The new theory of how these swirls formed, which gives clues about the moon’s thermal and magnetic history, comes from a collaboration between Douglas Hemingway, a Miller postdoctoral fellow at UC Berkeley, and Sonia Tikoo, a professor of planetary science at Rutgers University in New Brunswick, New Jersey. Their results were published this week in the Journal of Geophysical Research .

The swirls, a popular telescope target of amateur astronomers, are bright, cloud-like patches that snake across portions of the moon’s surface. The most famous, called Reiner Gamma, is about 40 miles long.

Lunar swirls are located in areas with powerful, localized magnetic fields, as discovered by moon-orbiting satellites like Lunar Prospector, which carried sensitive magnetometers to chart the surface magnetic fields remaining today. This association suggests that the bright-and-dark patterns may result when those strong magnetic fields deflect particles from the solar wind and cause some parts of the lunar surface to weather more slowly than others.

Reiner Gamma has bright lobes

A Wide Field Camera view of Reiner Gamma, also taken from the Lunar Reconnaissance Orbiter, shows alternating bands of bright lobes and dark lanes that vary from 1 to 5 kilometers in scale. (NASA image)

Hemingway and Tikoo worked with what is known about the intricate geometry of lunar swirls and the strengths of associated magnetic fields, and developed mathematical models for what underground geologic structures might be generating the magnetic fields.

The models told them that each swirl must stand above a magnetic object that is narrow and buried close to the moon’s surface. This picture is consistent with lava tubes – long, narrow structures formed by flowing lava during volcanic eruptions – or with lava dikes, which are vertical sheets of magma injected into the crust.

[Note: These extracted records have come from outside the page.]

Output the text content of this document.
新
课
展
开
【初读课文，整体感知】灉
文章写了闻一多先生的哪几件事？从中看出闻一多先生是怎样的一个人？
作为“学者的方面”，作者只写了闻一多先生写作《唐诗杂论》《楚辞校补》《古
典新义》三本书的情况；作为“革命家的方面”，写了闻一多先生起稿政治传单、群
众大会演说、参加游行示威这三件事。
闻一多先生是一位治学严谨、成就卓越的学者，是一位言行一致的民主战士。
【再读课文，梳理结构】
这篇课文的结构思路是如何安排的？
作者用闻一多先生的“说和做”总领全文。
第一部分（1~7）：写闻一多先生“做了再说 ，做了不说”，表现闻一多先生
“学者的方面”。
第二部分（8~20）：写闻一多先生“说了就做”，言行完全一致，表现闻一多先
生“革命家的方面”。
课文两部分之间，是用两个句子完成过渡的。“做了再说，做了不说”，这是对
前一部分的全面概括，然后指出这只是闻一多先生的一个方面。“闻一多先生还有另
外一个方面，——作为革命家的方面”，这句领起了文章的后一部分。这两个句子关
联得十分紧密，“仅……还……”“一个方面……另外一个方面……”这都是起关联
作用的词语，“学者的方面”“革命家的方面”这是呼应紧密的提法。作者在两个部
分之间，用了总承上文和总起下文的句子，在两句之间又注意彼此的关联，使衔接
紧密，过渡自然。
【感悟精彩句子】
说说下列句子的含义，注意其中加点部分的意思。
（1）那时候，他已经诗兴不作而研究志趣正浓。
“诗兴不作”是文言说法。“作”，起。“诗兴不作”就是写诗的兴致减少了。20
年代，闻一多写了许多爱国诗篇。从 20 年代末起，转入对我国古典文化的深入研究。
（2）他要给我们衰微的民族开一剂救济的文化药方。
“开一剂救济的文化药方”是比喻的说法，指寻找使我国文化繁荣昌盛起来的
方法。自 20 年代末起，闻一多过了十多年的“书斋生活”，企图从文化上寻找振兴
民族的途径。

“The magnetic sources must be narrow and shallow, suggesting something like dikes or lava tubes, and much more strongly magnetized than any rocks in the Apollo sample record,” Hemingway said. “This suggests that in the past there was some process that enhanced the magnetism of the lava, which we argue could have occurred from prolonged heating in the presence of an ancient ambient magnetic field.”

A key insight of the work is that moon rocks can become highly magnetic when heated more than 600 degrees Celsius in an oxygen-free environment, something that doesn’t happen on the oxygen-filled Earth.

Recent research by Tikoo showed that the moon’s magnetic field persisted much longer than people thought after its birth 4.5 billion years ago, overlapping with a period of major volcanic activity about 3 billion years ago. Thus, the moon’s own planetwide magnetic field, long since disappeared, would have been strong enough to magnetize the solidifying lava, leaving behind underground “magnets” that created the swirls.

“No one had thought about this reaction in terms of explaining these unusually strong magnetic features on the moon,” Tikoo said. “This was the final piece in the puzzle of understanding the magnetism that underlies these lunar swirls.”